Pissaladiere (mediterranean Tart)
Total Time: 40 mins
Preparation Time: 20 mins
Cook Time: 20 mins
Ingredients
- Servings: 6
- 2 cups plain flour (8 oz)
- 4 ounces sunflower margarine
- 1 tablespoon mixed herbs (dried)
- 1 pinch salt
- 2 large onions, thinly sliced
- 2 garlic cloves, crushed
- 3 tablespoons olive oil
- grated nutmeg, to taste
- 1 (14 ounce) can chopped tomatoes
- 1 tablespoon sugar
- thyme leaves (from a small sprig)
- salt & fresh ground pepper
- 2/3 cup stoned black olives, sliced (3 oz)
- 2 tablespoons capers
- fresh parsley, chopped, to garnish
Recipe
- 1 pre-heat the oven to 375f, 190 c, gas mark 5.

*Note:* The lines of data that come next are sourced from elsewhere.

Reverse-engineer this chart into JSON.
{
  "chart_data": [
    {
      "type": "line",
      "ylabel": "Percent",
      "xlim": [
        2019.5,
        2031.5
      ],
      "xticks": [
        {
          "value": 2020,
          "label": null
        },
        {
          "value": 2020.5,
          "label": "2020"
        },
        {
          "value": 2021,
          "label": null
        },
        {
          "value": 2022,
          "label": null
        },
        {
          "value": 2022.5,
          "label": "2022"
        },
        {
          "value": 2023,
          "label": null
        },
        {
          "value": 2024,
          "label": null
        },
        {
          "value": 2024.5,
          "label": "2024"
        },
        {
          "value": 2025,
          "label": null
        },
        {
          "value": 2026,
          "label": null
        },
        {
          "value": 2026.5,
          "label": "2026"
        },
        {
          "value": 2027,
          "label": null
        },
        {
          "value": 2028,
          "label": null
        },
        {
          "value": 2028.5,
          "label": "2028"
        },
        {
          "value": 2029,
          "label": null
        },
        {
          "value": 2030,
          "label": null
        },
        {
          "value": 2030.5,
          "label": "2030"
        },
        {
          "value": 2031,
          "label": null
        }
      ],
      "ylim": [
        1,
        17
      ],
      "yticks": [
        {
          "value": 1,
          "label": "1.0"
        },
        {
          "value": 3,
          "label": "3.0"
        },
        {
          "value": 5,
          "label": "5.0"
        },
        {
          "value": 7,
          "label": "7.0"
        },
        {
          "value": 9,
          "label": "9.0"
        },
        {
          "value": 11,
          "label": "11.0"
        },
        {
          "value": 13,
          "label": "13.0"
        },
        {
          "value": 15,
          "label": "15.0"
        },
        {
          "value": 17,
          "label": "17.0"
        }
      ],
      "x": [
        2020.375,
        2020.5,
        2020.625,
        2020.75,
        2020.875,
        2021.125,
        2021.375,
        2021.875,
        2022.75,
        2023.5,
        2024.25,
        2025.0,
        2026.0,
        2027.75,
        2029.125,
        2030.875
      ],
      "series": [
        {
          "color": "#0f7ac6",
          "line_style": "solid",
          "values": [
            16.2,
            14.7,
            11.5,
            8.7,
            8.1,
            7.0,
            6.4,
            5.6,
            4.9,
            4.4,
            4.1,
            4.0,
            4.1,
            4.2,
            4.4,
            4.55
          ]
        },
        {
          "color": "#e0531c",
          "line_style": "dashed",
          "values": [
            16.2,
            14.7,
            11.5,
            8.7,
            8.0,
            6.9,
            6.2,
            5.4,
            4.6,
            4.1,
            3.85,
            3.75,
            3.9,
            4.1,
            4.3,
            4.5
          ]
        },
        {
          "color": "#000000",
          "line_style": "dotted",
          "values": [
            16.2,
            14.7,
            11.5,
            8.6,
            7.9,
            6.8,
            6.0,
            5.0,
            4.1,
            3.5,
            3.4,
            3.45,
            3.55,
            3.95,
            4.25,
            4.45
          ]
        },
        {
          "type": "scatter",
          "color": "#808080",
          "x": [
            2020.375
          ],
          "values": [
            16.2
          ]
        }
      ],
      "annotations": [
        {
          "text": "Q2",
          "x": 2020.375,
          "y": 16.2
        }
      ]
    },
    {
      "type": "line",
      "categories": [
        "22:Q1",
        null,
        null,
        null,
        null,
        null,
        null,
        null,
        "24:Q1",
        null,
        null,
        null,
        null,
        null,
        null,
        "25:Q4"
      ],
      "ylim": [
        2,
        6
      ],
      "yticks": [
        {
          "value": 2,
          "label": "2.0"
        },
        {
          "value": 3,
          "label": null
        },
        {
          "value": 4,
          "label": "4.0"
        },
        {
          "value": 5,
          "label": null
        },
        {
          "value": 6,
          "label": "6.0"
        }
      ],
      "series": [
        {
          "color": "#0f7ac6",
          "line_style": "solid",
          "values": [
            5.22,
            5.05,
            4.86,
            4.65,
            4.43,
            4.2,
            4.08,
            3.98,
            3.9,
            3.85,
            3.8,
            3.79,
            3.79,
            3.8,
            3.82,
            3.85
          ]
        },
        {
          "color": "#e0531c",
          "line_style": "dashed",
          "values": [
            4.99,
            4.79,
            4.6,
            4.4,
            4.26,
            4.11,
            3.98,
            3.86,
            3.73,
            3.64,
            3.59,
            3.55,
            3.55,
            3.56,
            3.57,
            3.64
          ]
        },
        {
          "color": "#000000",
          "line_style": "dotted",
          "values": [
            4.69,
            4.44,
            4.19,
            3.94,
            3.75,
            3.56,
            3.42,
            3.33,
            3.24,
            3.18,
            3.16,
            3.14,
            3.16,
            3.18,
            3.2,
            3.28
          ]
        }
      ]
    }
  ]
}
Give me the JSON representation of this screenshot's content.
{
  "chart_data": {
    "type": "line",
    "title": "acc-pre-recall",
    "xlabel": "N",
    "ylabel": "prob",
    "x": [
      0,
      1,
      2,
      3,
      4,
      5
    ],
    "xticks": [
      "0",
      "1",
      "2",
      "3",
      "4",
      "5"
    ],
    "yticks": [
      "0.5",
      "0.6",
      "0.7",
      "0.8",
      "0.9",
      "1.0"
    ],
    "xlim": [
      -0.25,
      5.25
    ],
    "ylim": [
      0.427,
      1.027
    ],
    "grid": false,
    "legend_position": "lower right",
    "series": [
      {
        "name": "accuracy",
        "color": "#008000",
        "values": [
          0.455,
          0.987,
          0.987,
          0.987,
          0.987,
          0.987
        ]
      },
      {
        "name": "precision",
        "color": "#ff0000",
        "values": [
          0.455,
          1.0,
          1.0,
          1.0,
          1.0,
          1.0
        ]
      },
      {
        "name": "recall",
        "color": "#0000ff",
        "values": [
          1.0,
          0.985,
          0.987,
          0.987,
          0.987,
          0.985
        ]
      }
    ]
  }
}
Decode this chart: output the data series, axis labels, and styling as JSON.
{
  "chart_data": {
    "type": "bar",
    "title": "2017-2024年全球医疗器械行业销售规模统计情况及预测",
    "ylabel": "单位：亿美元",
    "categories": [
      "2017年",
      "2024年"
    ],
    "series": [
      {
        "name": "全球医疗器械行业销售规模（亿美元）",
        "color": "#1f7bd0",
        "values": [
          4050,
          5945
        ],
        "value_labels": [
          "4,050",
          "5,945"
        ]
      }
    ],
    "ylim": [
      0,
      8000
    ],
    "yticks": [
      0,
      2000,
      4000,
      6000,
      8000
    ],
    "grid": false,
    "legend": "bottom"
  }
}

- 2 rub the flour and margarine together until it forms fine crumbs, then mix in the dried mixed herbs and salt; mix to a firm dough with a small amount of cold water (you can make the pastry in your food processor).
- 3 roll out the pastry and line a 9 inch flan dish; bake the crust blind for approximately 15-20 minutes, removing the baking beans and paper for the last 5 minutes of coking to allow the pastry to crisp up; when cooked, set aside to cool in the flan dish.
- 4 meanwhile gently fry the onions and garlic in the oil for about 10 minutes until soft and transparent; stir in the nutmeg, tomatoes, sugar, thyme and seasoning and simmer gently for 10 minutes until the mixture is reduced and slightly syrupy.
- 5 remove from the heat and allow to cool; mix in the olives and capers.
- 6 when ready to serve, spoon the filling into the flan case, sprinkle with fresh chopped parsley and serve at room temperature.